A UN group of experts is urging the Democratic Republic of Congo to investigate army officers involved in gold trafficking and a mining firm allegedly owned by Chinese nationals.
The experts said in a report released Monday that "gold remains by far the mineral most used to finance armed elements and criminal networks" in the vast resource-rich DR Congo.
Most gold produced in the country is smuggled through neighboring countries to Dubai and the United Arab Emirates, said the report presented to the Security Council on December 28.
The experts' investigations found that several military officers were involved in gold production, which is in violation of army rules and the country's mining code.
The military opened investigations in September of three generals and two colonels for their alleged involvement in gold mining in South Kivu.
But in November, the UN group was told that there would be no prosecutions.

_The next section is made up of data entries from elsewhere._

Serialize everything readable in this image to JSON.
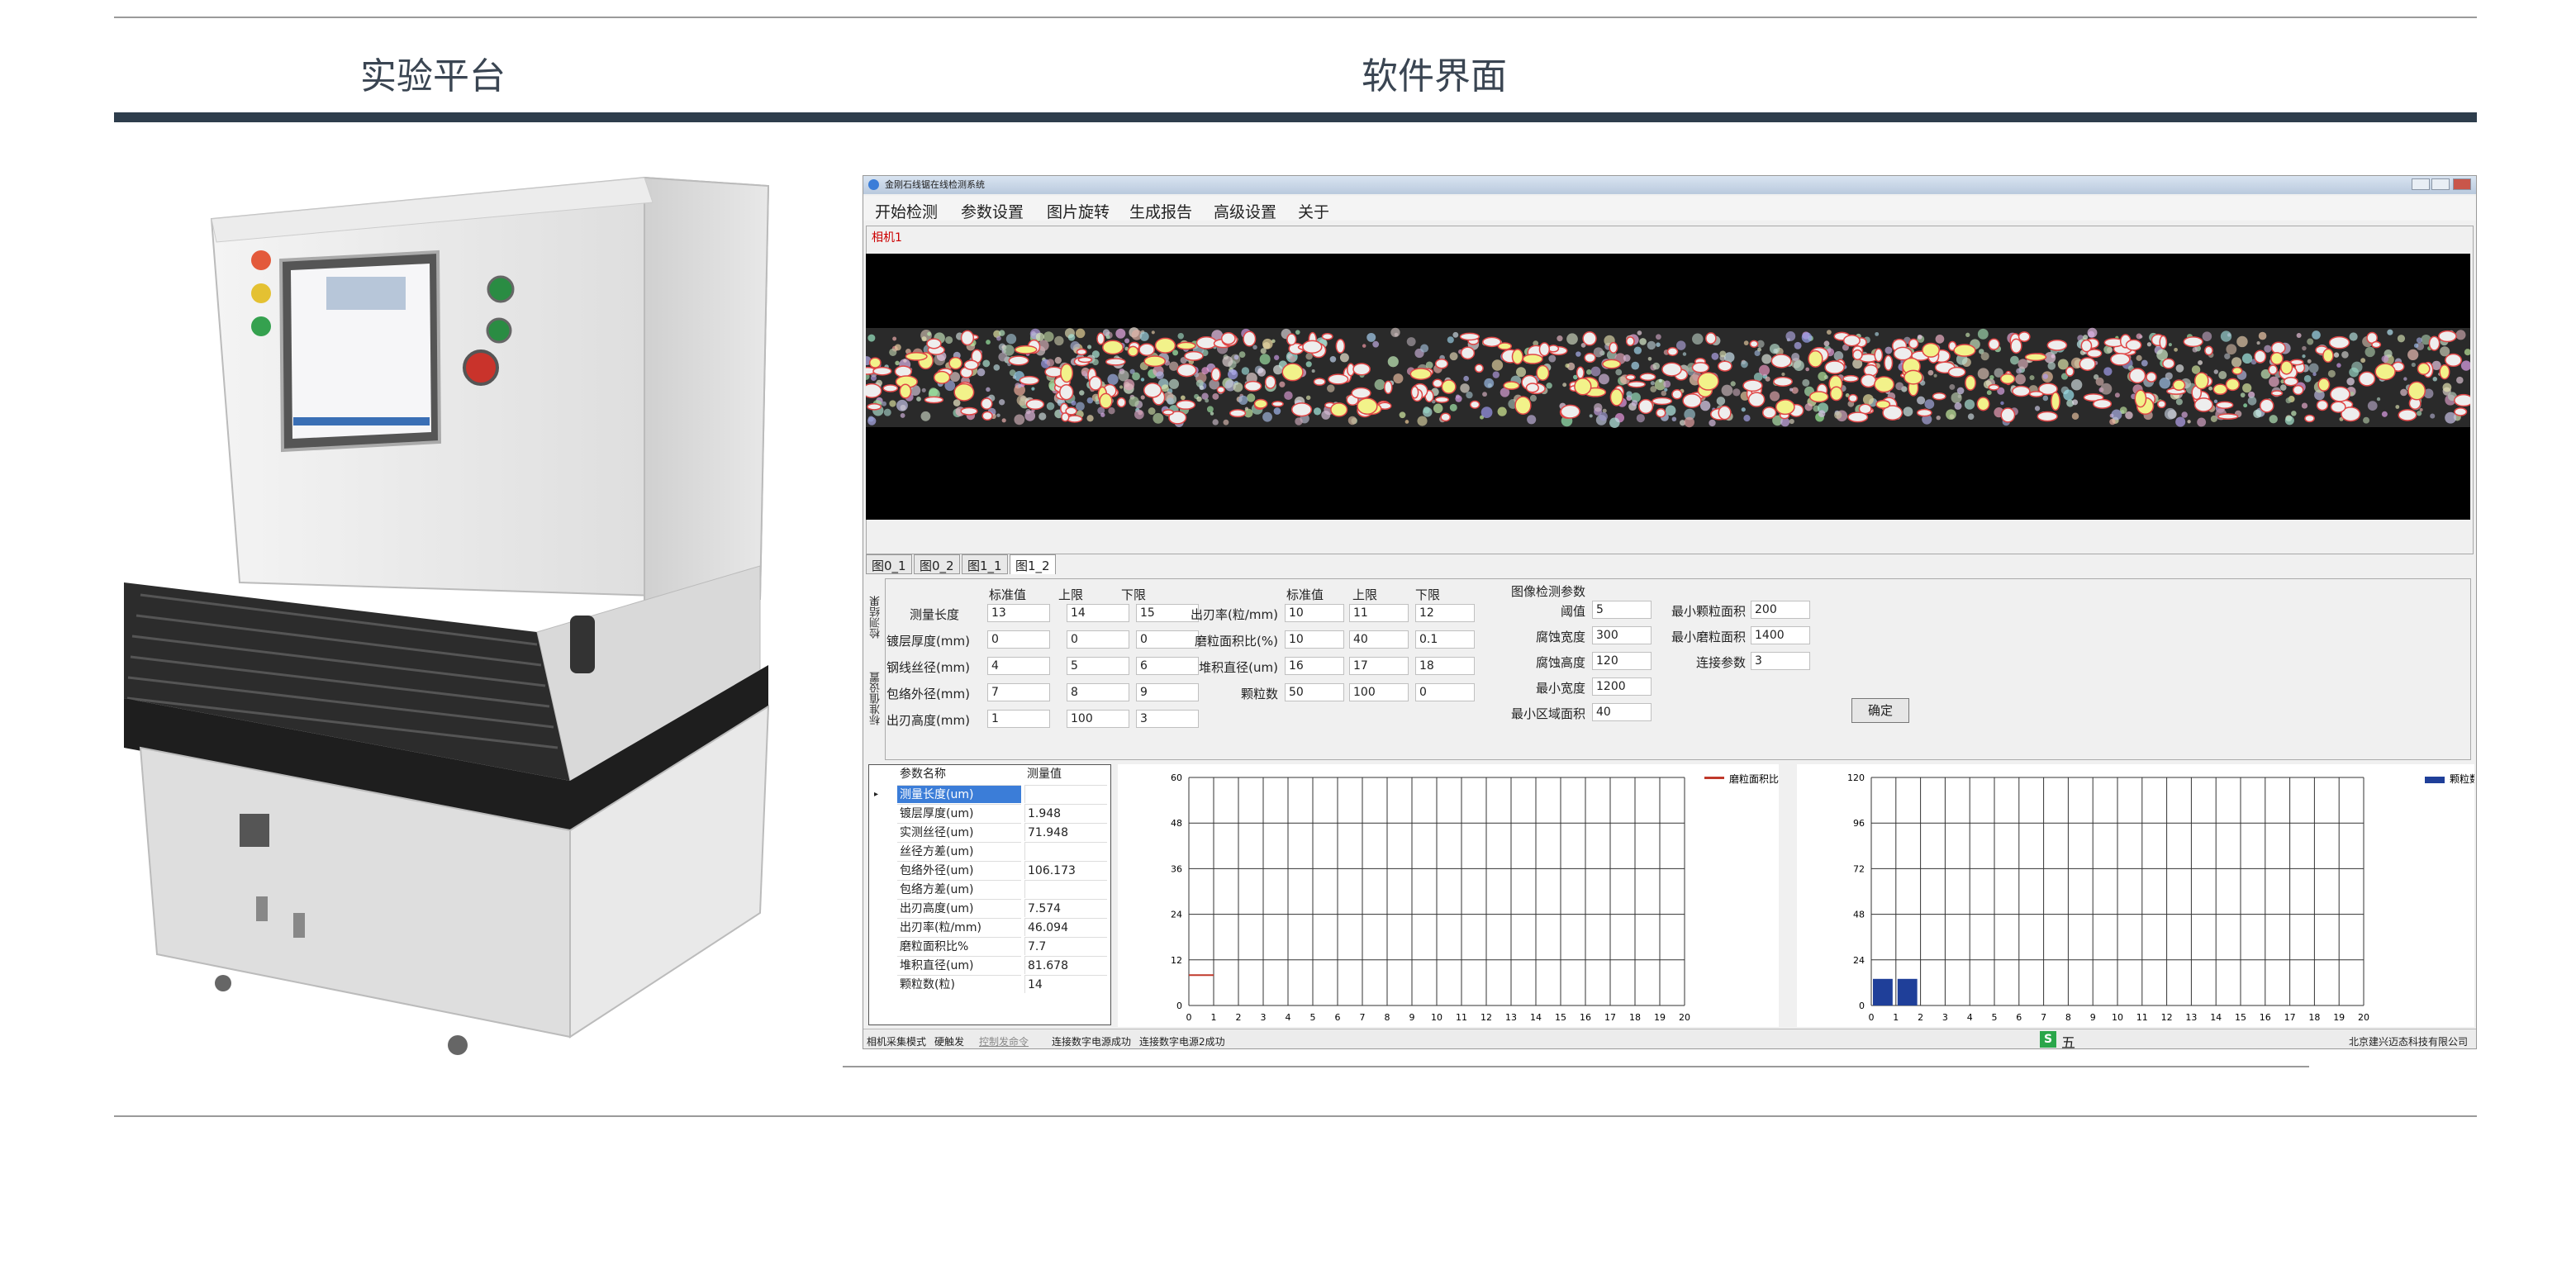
{
  "headers": {
    "left": "实验平台",
    "right": "软件界面"
  },
  "window": {
    "title": "金刚石线锯在线检测系统"
  },
  "menu": [
    "开始检测",
    "参数设置",
    "图片旋转",
    "生成报告",
    "高级设置",
    "关于"
  ],
  "camera_label": "相机1",
  "image_tabs": [
    "图0_1",
    "图0_2",
    "图1_1",
    "图1_2"
  ],
  "side_tabs": [
    "检测结果",
    "标准值设置"
  ],
  "standard_params": {
    "col_headers": [
      "标准值",
      "上限",
      "下限"
    ],
    "rows": [
      {
        "label": "测量长度",
        "values": [
          "13",
          "14",
          "15"
        ]
      },
      {
        "label": "镀层厚度(mm)",
        "values": [
          "0",
          "0",
          "0"
        ]
      },
      {
        "label": "钢线丝径(mm)",
        "values": [
          "4",
          "5",
          "6"
        ]
      },
      {
        "label": "包络外径(mm)",
        "values": [
          "7",
          "8",
          "9"
        ]
      },
      {
        "label": "出刃高度(mm)",
        "values": [
          "1",
          "100",
          "3"
        ]
      }
    ]
  },
  "grain_params": {
    "col_headers": [
      "标准值",
      "上限",
      "下限"
    ],
    "rows": [
      {
        "label": "出刃率(粒/mm)",
        "values": [
          "10",
          "11",
          "12"
        ]
      },
      {
        "label": "磨粒面积比(%)",
        "values": [
          "10",
          "40",
          "0.1"
        ]
      },
      {
        "label": "堆积直径(um)",
        "values": [
          "16",
          "17",
          "18"
        ]
      },
      {
        "label": "颗粒数",
        "values": [
          "50",
          "100",
          "0"
        ]
      }
    ]
  },
  "image_params": {
    "title": "图像检测参数",
    "left": [
      {
        "label": "阈值",
        "value": "5"
      },
      {
        "label": "腐蚀宽度",
        "value": "300"
      },
      {
        "label": "腐蚀高度",
        "value": "120"
      },
      {
        "label": "最小宽度",
        "value": "1200"
      },
      {
        "label": "最小区域面积",
        "value": "40"
      }
    ],
    "right": [
      {
        "label": "最小颗粒面积",
        "value": "200"
      },
      {
        "label": "最小磨粒面积",
        "value": "1400"
      },
      {
        "label": "连接参数",
        "value": "3"
      }
    ],
    "ok_label": "确定"
  },
  "results": {
    "headers": [
      "参数名称",
      "测量值"
    ],
    "rows": [
      {
        "name": "测量长度(um)",
        "value": ""
      },
      {
        "name": "镀层厚度(um)",
        "value": "1.948"
      },
      {
        "name": "实测丝径(um)",
        "value": "71.948"
      },
      {
        "name": "丝径方差(um)",
        "value": ""
      },
      {
        "name": "包络外径(um)",
        "value": "106.173"
      },
      {
        "name": "包络方差(um)",
        "value": ""
      },
      {
        "name": "出刃高度(um)",
        "value": "7.574"
      },
      {
        "name": "出刃率(粒/mm)",
        "value": "46.094"
      },
      {
        "name": "磨粒面积比%",
        "value": "7.7"
      },
      {
        "name": "堆积直径(um)",
        "value": "81.678"
      },
      {
        "name": "颗粒数(粒)",
        "value": "14"
      }
    ]
  },
  "chart_data": [
    {
      "type": "line",
      "legend": "磨粒面积比",
      "color": "#c0392b",
      "xlim": [
        0,
        20
      ],
      "ylim": [
        0,
        60
      ],
      "yticks": [
        0,
        12,
        24,
        36,
        48,
        60
      ],
      "xticks": [
        0,
        1,
        2,
        3,
        4,
        5,
        6,
        7,
        8,
        9,
        10,
        11,
        12,
        13,
        14,
        15,
        16,
        17,
        18,
        19,
        20
      ],
      "x": [
        0,
        1
      ],
      "values": [
        8,
        8
      ]
    },
    {
      "type": "bar",
      "legend": "颗粒数",
      "color": "#1f3f99",
      "xlim": [
        0,
        20
      ],
      "ylim": [
        0,
        120
      ],
      "yticks": [
        0,
        24,
        48,
        72,
        96,
        120
      ],
      "xticks": [
        0,
        1,
        2,
        3,
        4,
        5,
        6,
        7,
        8,
        9,
        10,
        11,
        12,
        13,
        14,
        15,
        16,
        17,
        18,
        19,
        20
      ],
      "x": [
        0,
        1
      ],
      "values": [
        14,
        14
      ]
    }
  ],
  "status": {
    "mode": "相机采集模式",
    "trigger": "硬触发",
    "ctrl": "控制发命令",
    "conn1": "连接数字电源成功",
    "conn2": "连接数字电源2成功",
    "ime": "五",
    "company": "北京建兴迈态科技有限公司"
  }
}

"Considering the amount of information publicly available... the group is concerned that a failure by the Congolese authorities to prosecute would maintain a cycle of impunity and undermine efforts to put an end to the involvement of some FARDC officers and criminal
networks in the natural resources sector," said the report.
In particular, the experts cited diggers and gold traders as reporting that army colonel John Unega had "controlled a mining pit from April to July 2016, at the peak of gold production" in the Mangbwalu region of eastern DR Congo.
The experts also called on Kinshasa to investigate the activities of Kimia Mining in eastern DR Congo, which is allegedly owned by Chinese nationals.
An army unit has been deployed to protect the company's dredging operations on the Ituri river even though the governor of Ituri in July suspended all dredging over environmental concerns, AFP reported.
The group of experts said they had tried to contact the firm's owners, including through the Chinese government, but had yet to receive information.